Ce qu’il manque : la mise en place de véritables outils statistiques pour connaître la réalité de la situation des différents acteurs du transport, ce que M. Thévenoud a également constaté.
- Incompatibilité exercice Taxi/VTC (article 5 de la proposition de loi)
Le député rappelle justement qu’un chauffeur de taxi doit exploiter l’ADS de manière effective et continue, ce qui est incompatible avec l’exercice de l’activité VTC. Dans un souci de cohérence et pour les mêmes raisons, la CGT demande que cet article 5 exclut également le cumul Taxi/ LOTI.
VTC
- Tarification horaire (article 7, section 1, de la proposition de loi)
L’article L3124-1 prévoit pour les VTC le choix dune tarification au temps. Cela ne fera qu’introduire de la confusion dans l’esprit du consommateur car les VTC auront donc la possibilité d’avoir un « compte-heure ». Cette forme de tarification se rapproche dangereusement de celle des taxis. Pour éviter cela, le projet de loi devra préciser que la tarification horaire ne sera possible que quand la prestation initiale et unique dépassera les trois heures.
- Inscription des exploitants VTC (article 7, section 2, de la proposition de loi)
L’article L3124-3 ne semble pas envisager une régulation des inscriptions VTC. Il faudrait pourtant envisager sérieusement de geler les délivrances car personne aujourd’hui n’a de visibilité sur la viabilité économique des entreprises de transport, ce que reconnaît M. Thévenoud dans son rapport.
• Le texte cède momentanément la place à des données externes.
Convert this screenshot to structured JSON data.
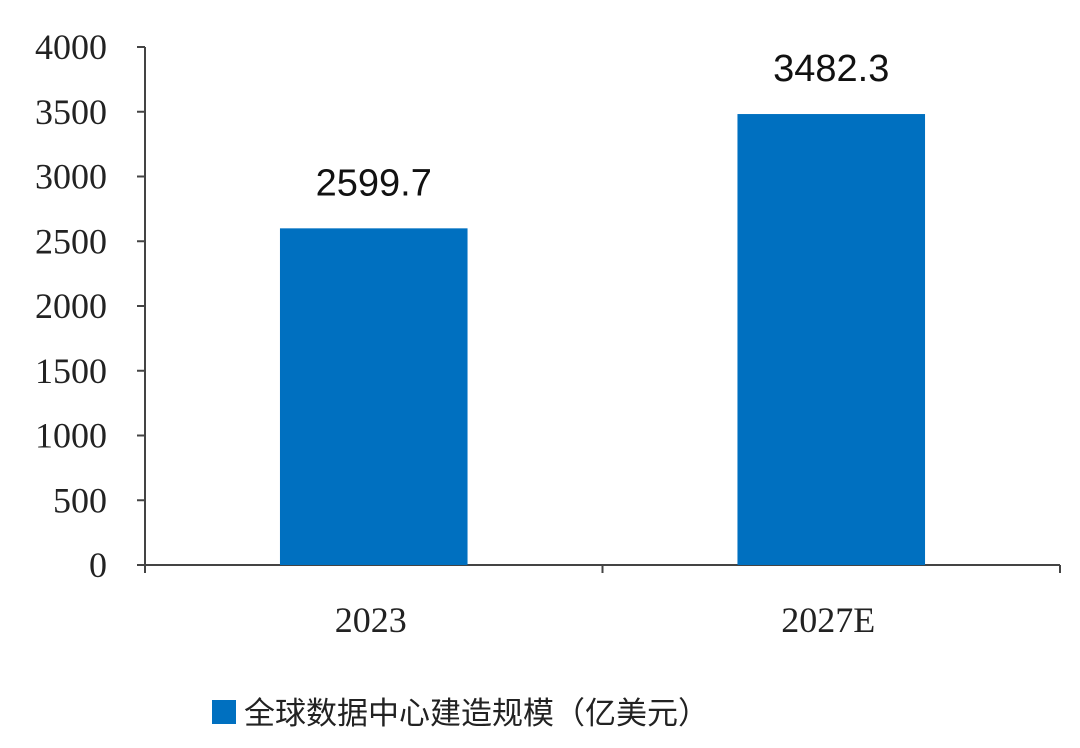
{
  "chart_data": {
    "type": "bar",
    "categories": [
      "2023",
      "2027E"
    ],
    "series": [
      {
        "name": "全球数据中心建造规模（亿美元）",
        "color": "#0070c0",
        "values": [
          2599.7,
          3482.3
        ]
      }
    ],
    "ylim": [
      0,
      4000
    ],
    "yticks": [
      0,
      500,
      1000,
      1500,
      2000,
      2500,
      3000,
      3500,
      4000
    ],
    "grid": false,
    "legend": "bottom"
  }
}
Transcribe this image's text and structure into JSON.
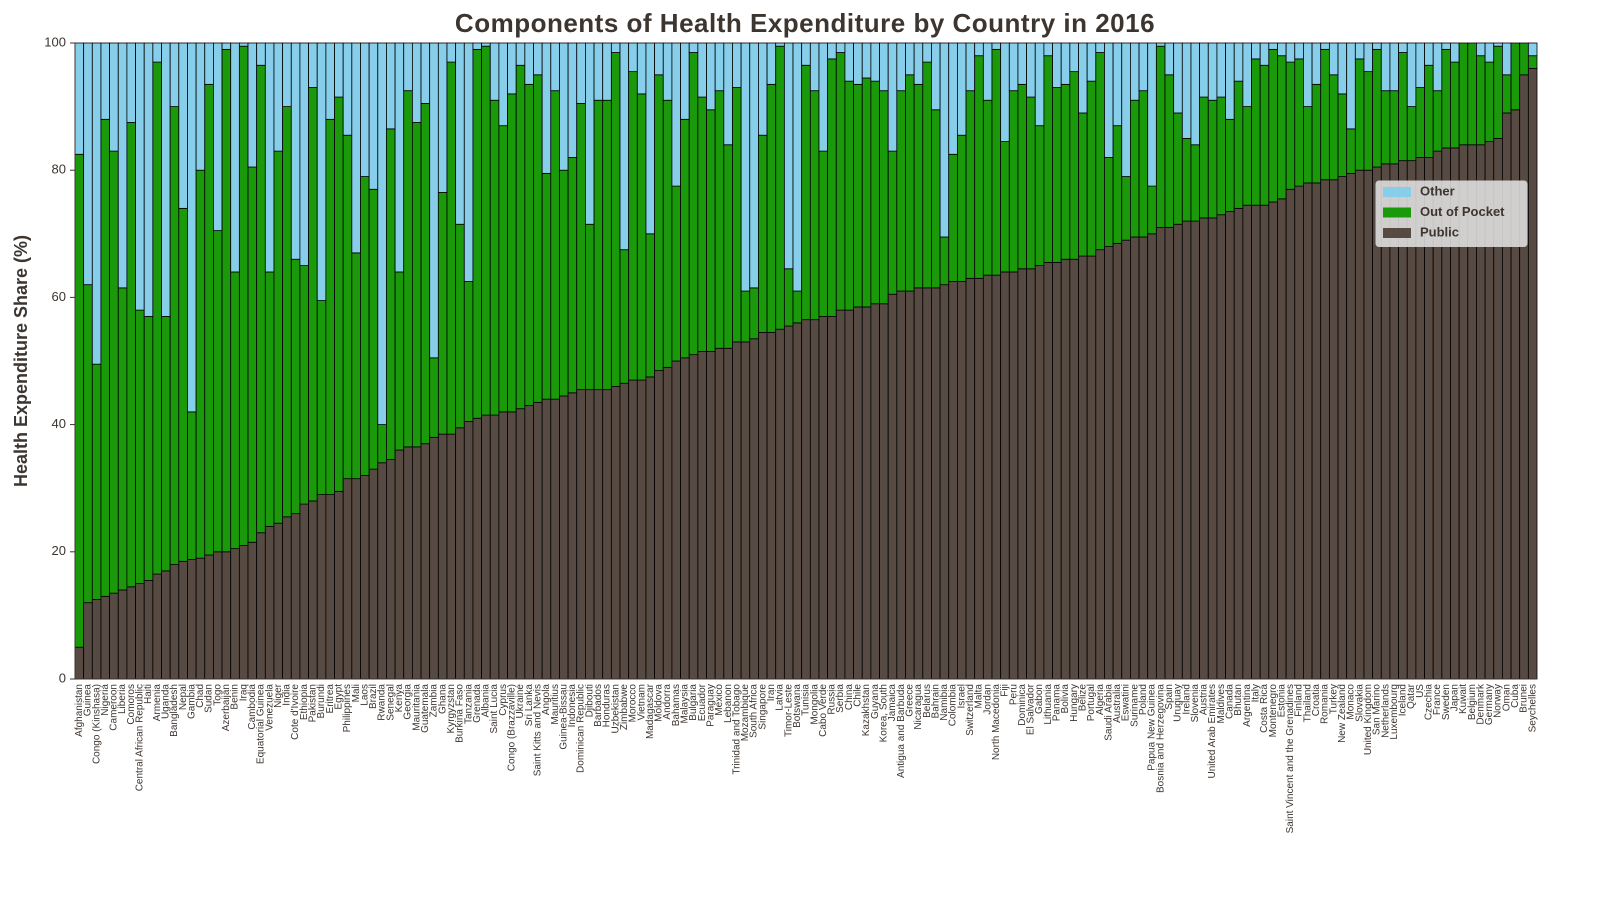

Dans un souci de transparence, il semble indispensable que le gestionnaire du registre effectue un recensement des inscriptions existantes ainsi que les véhicules qui s’y rapportent.
Il conviendrait également, ce que ne semble pas prévoir la proposition de loi, qu’une inscription sur ce registre corresponde à un véhicule unique. De même, pour des raisons de sécurité évidente liées à l’activité de transport de personnes sur la voie publique, cette loi devrait permettre aux forces de l’ordre de savoir en temps réel quelle voiture est exploitée par quel chauffeur. Le taxi est par exemple soumis à ces obligations et cela est tout à fait légitime.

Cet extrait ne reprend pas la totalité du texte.